Um partido que fala numa nova República, numa nova Constituição e em mais de meio século de um país “governado por bandidos” e que, então no poder, critica “as minorias que não respeitam as maiorias”.
“É uma peça que nos coloca num contexto imaginário, ficcionado, para pensarmos sobre as nossas vidas e sobre o que poderá ser o futuro se não tivermos cuidado e não refletirmos e agirmos no presente”, referiu Tiago Rodrigues.
Para o encenador e diretor artístico do Teatro Nacional D. Maria II, trata-se de uma “abordagem muito clara à ameaça da ascensão de populismos de extrema-direita, de tendência fascista, para não lhe chamar efetivamente fascistas”.
A peça, sublinha, alerta para a premência de a sociedade se questionar sobre a forma como a democracia se pode relacionar “com essa ameaça que não é democrática, que é mesmo antidemocrática”.
Sobre o discurso final da peça, e questionado pelos jornalistas se foi escrito “à medida do Chega”, Tiago Rodrigues respondeu: “Escrevi um discurso para uma personagem que está nesta peça, um populista de extrema-direita que chegou ao poder. Não dou um nome ao movimento, o mais importante não é o nome do movimento, mas sim as ideias desse movimento”.

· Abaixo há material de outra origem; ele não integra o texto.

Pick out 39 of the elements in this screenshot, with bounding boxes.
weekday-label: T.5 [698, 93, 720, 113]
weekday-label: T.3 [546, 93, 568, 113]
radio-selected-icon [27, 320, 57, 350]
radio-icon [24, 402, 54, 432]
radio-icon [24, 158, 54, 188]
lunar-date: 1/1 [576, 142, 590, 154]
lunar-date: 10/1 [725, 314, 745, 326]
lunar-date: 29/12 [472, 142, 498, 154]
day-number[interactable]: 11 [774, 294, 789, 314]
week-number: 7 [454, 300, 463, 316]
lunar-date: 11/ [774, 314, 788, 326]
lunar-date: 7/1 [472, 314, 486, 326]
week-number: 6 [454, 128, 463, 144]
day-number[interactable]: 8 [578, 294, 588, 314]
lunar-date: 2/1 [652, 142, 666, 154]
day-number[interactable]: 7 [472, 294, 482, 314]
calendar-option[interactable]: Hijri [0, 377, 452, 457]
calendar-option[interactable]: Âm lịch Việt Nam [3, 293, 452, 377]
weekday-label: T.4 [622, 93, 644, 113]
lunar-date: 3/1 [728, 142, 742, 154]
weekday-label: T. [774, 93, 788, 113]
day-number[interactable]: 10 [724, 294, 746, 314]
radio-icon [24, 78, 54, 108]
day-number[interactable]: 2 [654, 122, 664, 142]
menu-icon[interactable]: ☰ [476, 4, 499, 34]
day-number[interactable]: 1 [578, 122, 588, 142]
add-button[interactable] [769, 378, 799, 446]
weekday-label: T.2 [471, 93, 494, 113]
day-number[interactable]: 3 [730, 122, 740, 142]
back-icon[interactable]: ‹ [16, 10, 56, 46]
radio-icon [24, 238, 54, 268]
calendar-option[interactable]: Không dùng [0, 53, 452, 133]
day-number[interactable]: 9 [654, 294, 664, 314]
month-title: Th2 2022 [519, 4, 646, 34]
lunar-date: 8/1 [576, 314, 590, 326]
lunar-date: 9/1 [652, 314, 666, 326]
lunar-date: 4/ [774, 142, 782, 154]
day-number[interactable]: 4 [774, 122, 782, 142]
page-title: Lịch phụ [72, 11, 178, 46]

Trata-se, sublinhou, de um discurso para um conjunto de ideias “antidemocráticas” que “passaram a existir com uma presença esmagadora desde as últimas legislativas, independentemente do nome que as carrega”.
“E nós temos de dizer que essas ideias não são normais, não são aceitáveis”, disse ainda Tiago Rodrigues, sublinhando que a peça pretende “provocar um debate”.
Admitindo que o título da obra e o seu conteúdo são uma “provocação”, e que há o risco de alguns espectadores ficarem suscetibilizados ou perturbados, o encenador vinca que o objetivo “não é ofender”.
“Esperamos que não se ofendam, o nosso desejo é oferecer prazer, mas não apaziguar. No fundo, levamos a tragédia ao palco para não termos que a viver na vida”, disse ainda o vencedor do Prémio Pessoa 2019.
A peça estreia-se no sábado, no Centro Cultural Vila Flor, em Guimarães, com nova apresentação marcada para domingo, estando já ambas as sessões esgotadas.
Segue depois para palcos da Suíça, França e Itália, em digressão, após o que regressa a Portugal, designadamente ao Porto.
Só em abril de 2021 é que será apresentada em Lisboa.
Com texto e encenação de Tiago Rodrigues, esta produção do Teatro Nacional D. Maria II conta com um corpo de oito atores portugueses — António Fonseca, Beatriz Maia, Isabel Abreu, Marco Mendonça, Pedro Gil, Romeu Costa, Rui M. Silva e Sara Barros Leitão.
A cenografia é de F. Ribeiro, os figurinos assinados por José António Tenente, o desenho de luz é de Nuno Meira e a sonoplastia está a cargo de Pedro Costa.